La mise sous tutelle d'un groupe médiatique d'opposition pourrait se retourner contre le gouvernement AKP, pense le quotidien libéral-conservateur Tagesspiegel : "En s'attaquant au groupe médiatique Koza İpek, il se peut que l'AKP soit allé un peu trop loin. ... Comme on a pu le voir mercredi, l'opération policière a suscité une vague de solidarité dans les rangs de l'opposition. Même les représentants des partis et des médias qui ne témoignent habituellement aucune sympathie à la communauté Gülen, ont réagi avec indignation : ils savent qu'eux aussi sont dans le collimateur de l'AKP. Cette offensive contre les médias est par ailleurs un signe de faiblesse clair. Peu de temps avant les élections, le gouvernement semble ne pas être sûr de pouvoir atteindre ses objectifs par des moyens licites."

The Times (GB) /

La Turquie n'avait jamais été aussi divisée

Le président turc Recep Tayyip Erdoğan a semé le chaos et la zizanie en Turquie afin d'assurer la majorité absolue pour l'AKP aux élections de dimanche, déplore le quotidien conservateur The Times : "Erdoğan estime peut-être qu'il en a fait assez pour convaincre les électeurs inquiets de voter pour son parti nationaliste au pouvoir - et dépeindre les Kurdes et les Turcs libéraux comme des ennemis de l'Etat. Or un potentiel succès électoral dimanche se ferait au prix d'une polarisation inédite du pays et de rumeurs permanentes sur des conspirations occultes, auxquelles les esprits les plus imaginatifs associent à la fois les Etats-Unis et la Russie. C'est un prix élevé à payer pour satisfaire les ambitions d'un seul homme ; un homme que la chancelière Angela Merkel est venue courtiser le week-end dernier, en proposant d'alléger le régime des visas et d'accélérer l'accession du pays à l'UE, alors même que la Turquie sombre dans le chaos et l'autoritarisme."

La Repubblica (IT) /

Un nouveau parti pour apporter le changement

Ce dont la Turquie a besoin, c'est d'une nouvelle force politique, assure le quotidien de centre-gauche La Repubblica : "Mis sous pression par l'actuel conflit entre l'armée turque et la guérilla du PKK, le [parti pro-kurde] HDP tente de trouver un espace autonome, mais sa liberté de mouvement est limitée.
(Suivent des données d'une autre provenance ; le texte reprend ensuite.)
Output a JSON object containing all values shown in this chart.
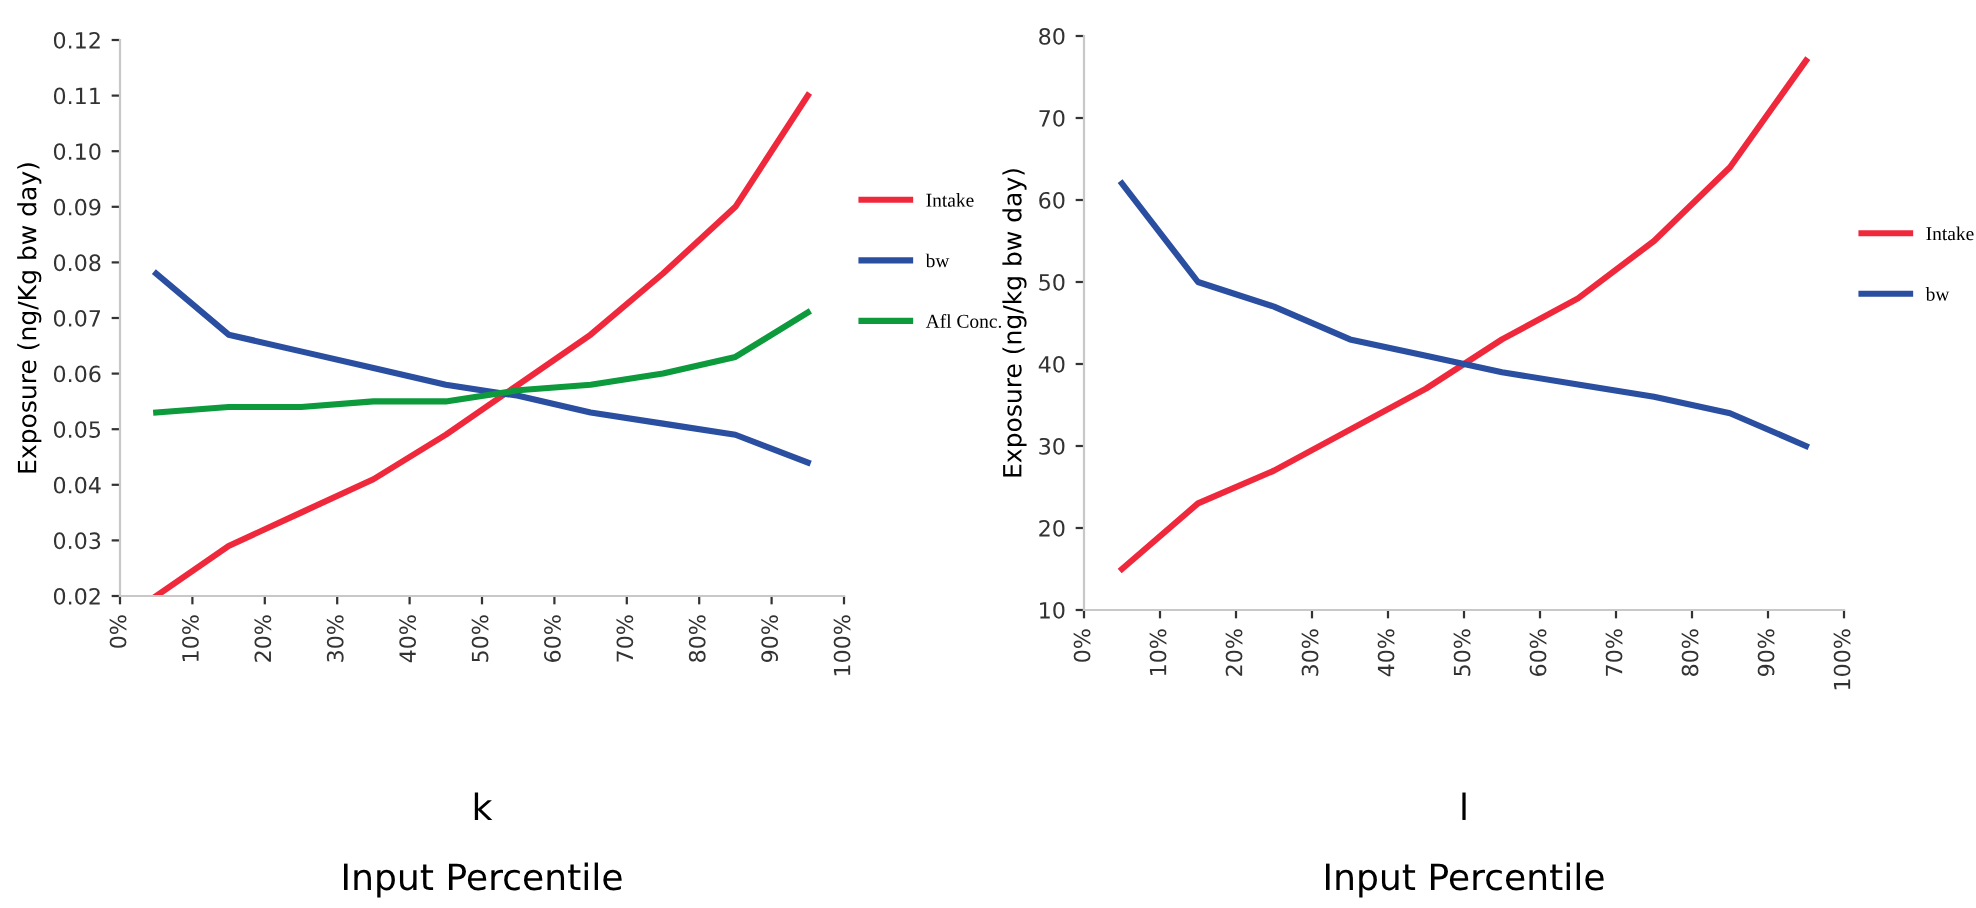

S'il peut se targuer de résultats brillants comme les 13 pour cent obtenus aux élections du mois de juin, le HDP ne pourra jamais obtenir de majorité en Turquie ; même en s'ouvrant le plus possible à toutes les minorités, il restera estampillé comme un parti kurde. Dès lors, la perspective d'un véritable changement, et non la volonté de faire seulement barrage à la mégalomanie islamo-nationaliste d'Erdoğan, dépend de l'avènement d'une force politique turque qui s'engage vraiment pour la justice et pour la paix, d'un parti turc dénué d'islamo-nationalisme mais aussi d'un Etat sans 'Etat parallèle'."